I think no matter how strong of an activist you are, you have to remember that you were socialized in the past, you live in the present, and your work is trying to change the future. So you can't have the standards of the future when you're dealing with your immediate personal life. You have to have a bit of self-forgiveness and remind yourself that you came of age decades ago. So I think step one is just to acknowledge that, and forgive yourself and accept yourself for having somewhat incongruous personal feelings. And then think very actively about your desires. I think with many cis heterosexual people, they are sort of living in this world where that is seen as the default and they don't think a lot about why they're heterosexual or what they like about being heterosexual. They do plenty of complaining about heterosexuality, but they don't kind of affirmatively choose this life, which was a real revelation to me, to really think actively about what it is that I loved about men and lusted over.
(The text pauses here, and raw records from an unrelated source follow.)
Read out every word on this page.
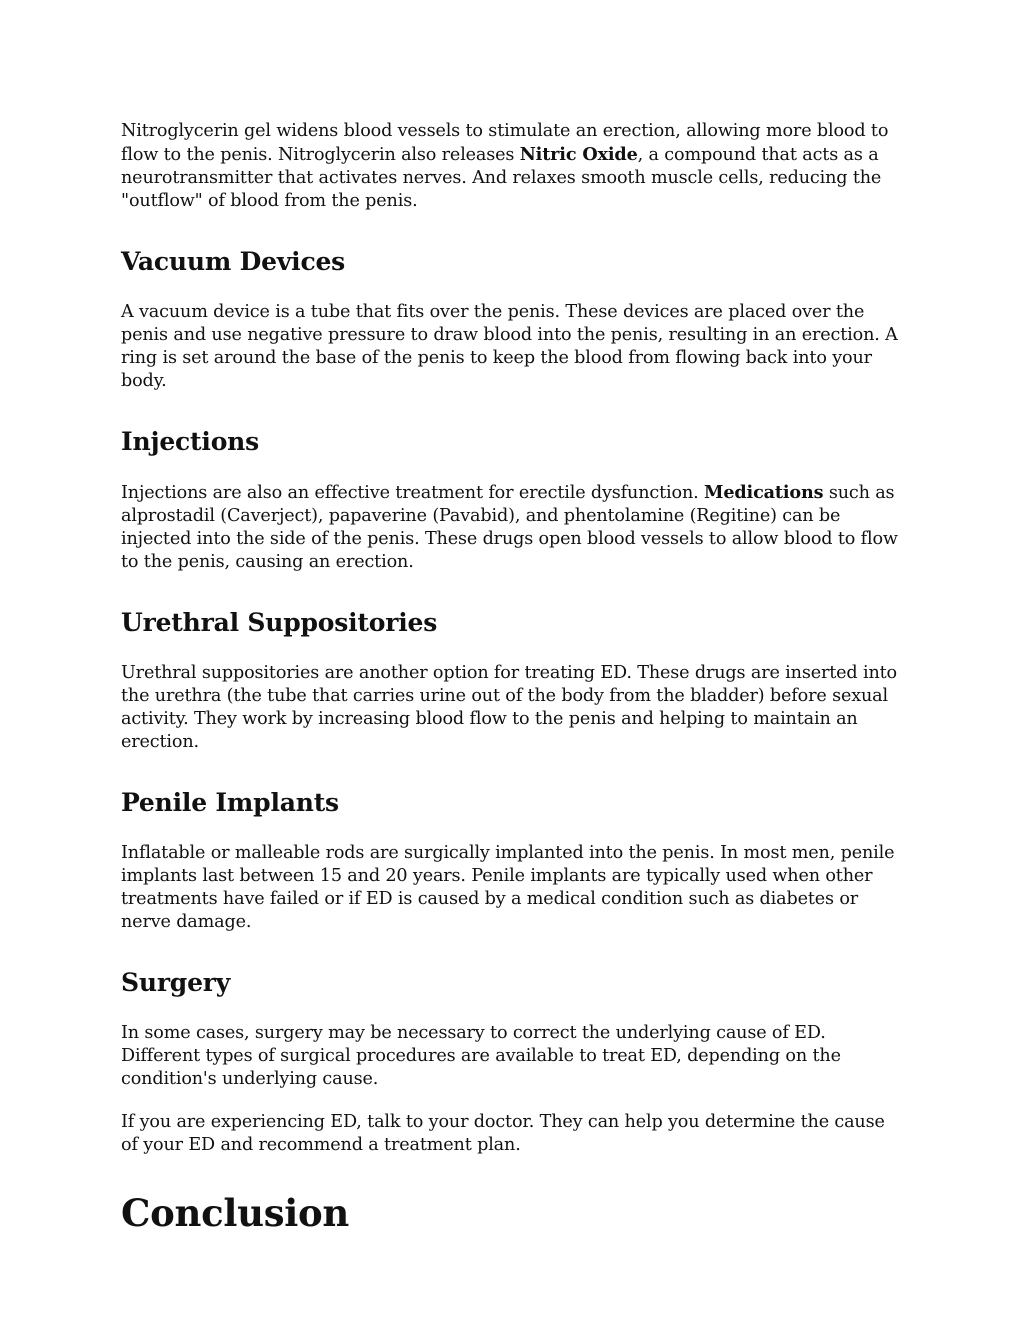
Nitroglycerin gel widens blood vessels to stimulate an erection, allowing more blood to flow to the penis. Nitroglycerin also releases Nitric Oxide, a compound that acts as a neurotransmitter that activates nerves. And relaxes smooth muscle cells, reducing the "outflow" of blood from the penis.

Vacuum Devices

A vacuum device is a tube that fits over the penis. These devices are placed over the penis and use negative pressure to draw blood into the penis, resulting in an erection. A ring is set around the base of the penis to keep the blood from flowing back into your body.

Injections

Injections are also an effective treatment for erectile dysfunction. Medications such as alprostadil (Caverject), papaverine (Pavabid), and phentolamine (Regitine) can be injected into the side of the penis. These drugs open blood vessels to allow blood to flow to the penis, causing an erection.

Urethral Suppositories

Urethral suppositories are another option for treating ED. These drugs are inserted into the urethra (the tube that carries urine out of the body from the bladder) before sexual activity. They work by increasing blood flow to the penis and helping to maintain an erection.

Penile Implants

Inflatable or malleable rods are surgically implanted into the penis. In most men, penile implants last between 15 and 20 years. Penile implants are typically used when other treatments have failed or if ED is caused by a medical condition such as diabetes or nerve damage.

Surgery

In some cases, surgery may be necessary to correct the underlying cause of ED. Different types of surgical procedures are available to treat ED, depending on the condition's underlying cause.

If you are experiencing ED, talk to your doctor. They can help you determine the cause of your ED and recommend a treatment plan.

Conclusion
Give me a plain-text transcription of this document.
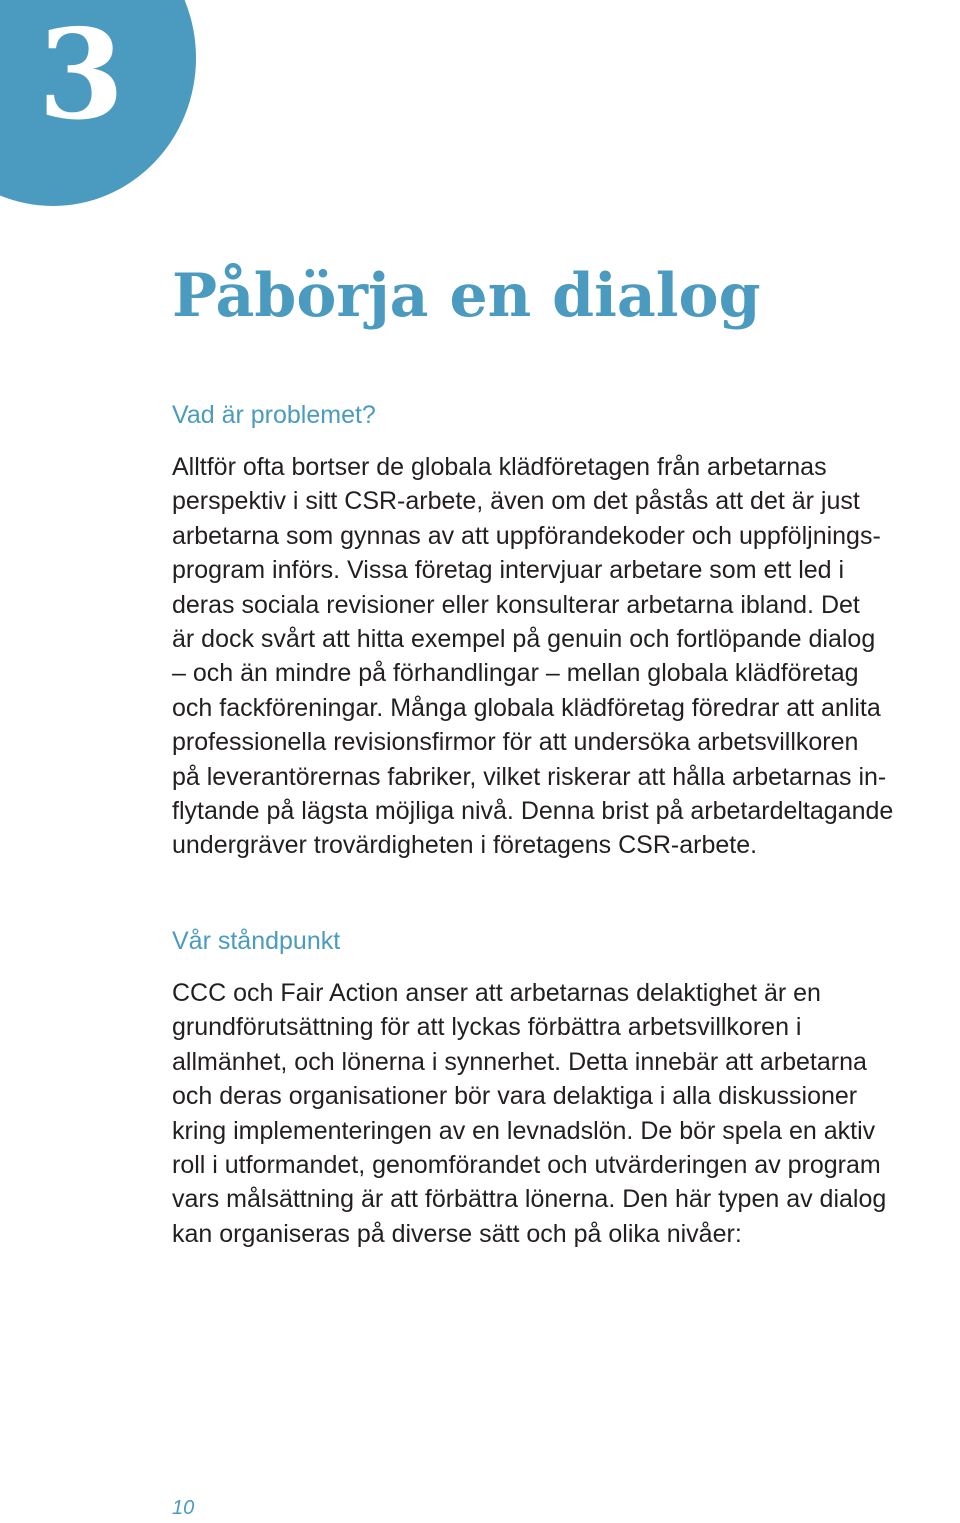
3
Påbörja en dialog
Vad är problemet?

Alltför ofta bortser de globala klädföretagen från arbetarnas
perspektiv i sitt CSR-arbete, även om det påstås att det är just
arbetarna som gynnas av att uppförandekoder och uppföljnings-
program införs. Vissa företag intervjuar arbetare som ett led i
deras sociala revisioner eller konsulterar arbetarna ibland. Det
är dock svårt att hitta exempel på genuin och fortlöpande dialog
– och än mindre på förhandlingar – mellan globala klädföretag
och fackföreningar. Många globala klädföretag föredrar att anlita
professionella revisionsfirmor för att undersöka arbetsvillkoren
på leverantörernas fabriker, vilket riskerar att hålla arbetarnas in-
flytande på lägsta möjliga nivå. Denna brist på arbetardeltagande
undergräver trovärdigheten i företagens CSR-arbete.

Vår ståndpunkt

CCC och Fair Action anser att arbetarnas delaktighet är en
grundförutsättning för att lyckas förbättra arbetsvillkoren i
allmänhet, och lönerna i synnerhet. Detta innebär att arbetarna
och deras organisationer bör vara delaktiga i alla diskussioner
kring implementeringen av en levnadslön. De bör spela en aktiv
roll i utformandet, genomförandet och utvärderingen av program
vars målsättning är att förbättra lönerna. Den här typen av dialog
kan organiseras på diverse sätt och på olika nivåer:

10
You’re explicit about the fact that bad sex played a part in ending your previous marriage. Is there room for bad sex in a relationship from time to time? What do you think people should do when they have bad sex in their primary relationships?
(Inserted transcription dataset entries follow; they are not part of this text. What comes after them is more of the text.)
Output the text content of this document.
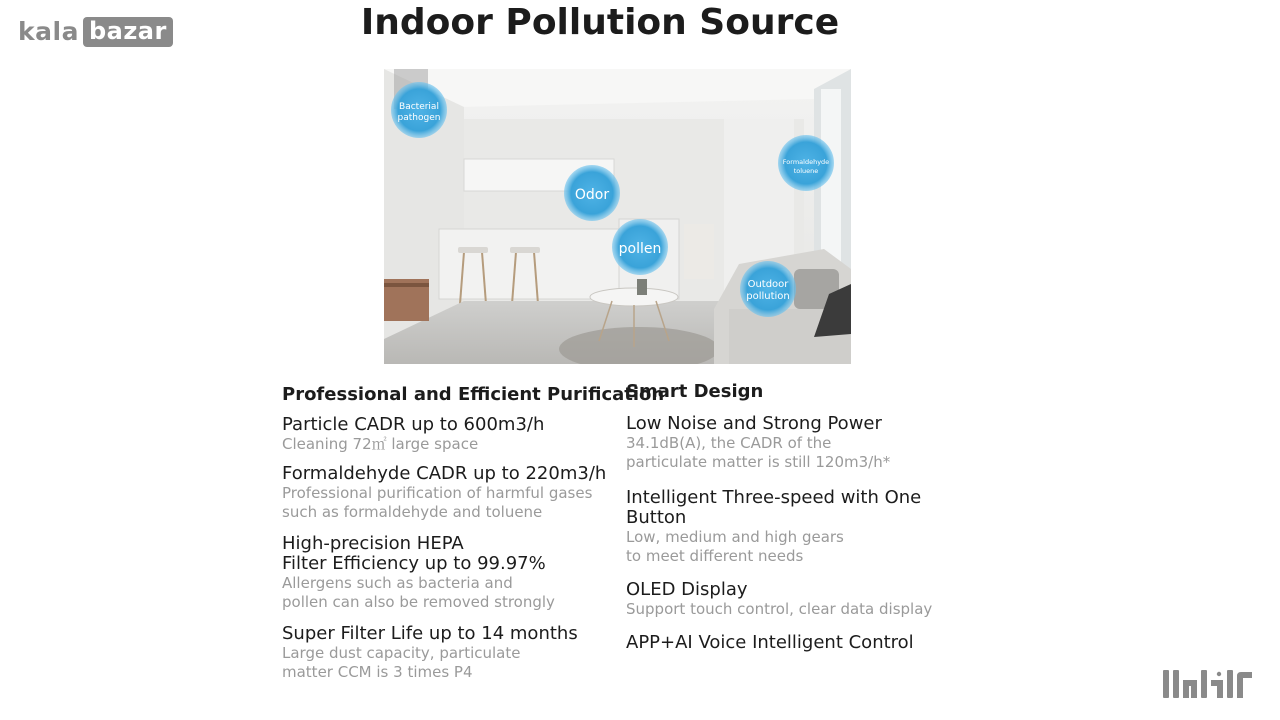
kala bazar	Indoor Pollution Source
Bacterial
pathogen
Odor
pollen
Formaldehyde
toluene
Outdoor
pollution
Professional and Efficient Purification
Particle CADR up to 600m3/h
Cleaning 72㎡ large space
Formaldehyde CADR up to 220m3/h
Professional purification of harmful gases
such as formaldehyde and toluene
High-precision HEPA
Filter Efficiency up to 99.97%
Allergens such as bacteria and
pollen can also be removed strongly
Super Filter Life up to 14 months
Large dust capacity, particulate
matter CCM is 3 times P4
Smart Design
Low Noise and Strong Power
34.1dB(A), the CADR of the
particulate matter is still 120m3/h*
Intelligent Three-speed with One Button
Low, medium and high gears
to meet different needs
OLED Display
Support touch control, clear data display
APP+AI Voice Intelligent Control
So this is a really important question, and I am worried that people are going to interpret this book as: if you're having bad sex in your marriage, you must leave the person. That's really simplistic; I don't agree with that. There can be really fulfilling relationships that where sex is on the back-burner or even completely absent. Ask anybody who's asexual, ask anyone with chronic illness that makes sex really hard, ask anyone who, for whatever reason, can't or doesn't want to have sex in their primary relationship. In my case, I was very badly wanting good sex in my primary relationship. And it wasn't there, and that wasn’t changing. I’m in a new relationship and I’ve [been living] in a pandemic, and pregnant and postpartum, and all three of those things have totally f*cked with my sex drive in weird ways. I can say that sex is not constantly the most important thing in a relationship. But at that time, I'd been craving sexual connection with my primary partner and not getting it. If that relationship had been extremely strong in all the other ways except for sex, we might have been able to work something out, but that was the gateway for me realizing that other types of connections were off, too.
This interview has been edited and condensed.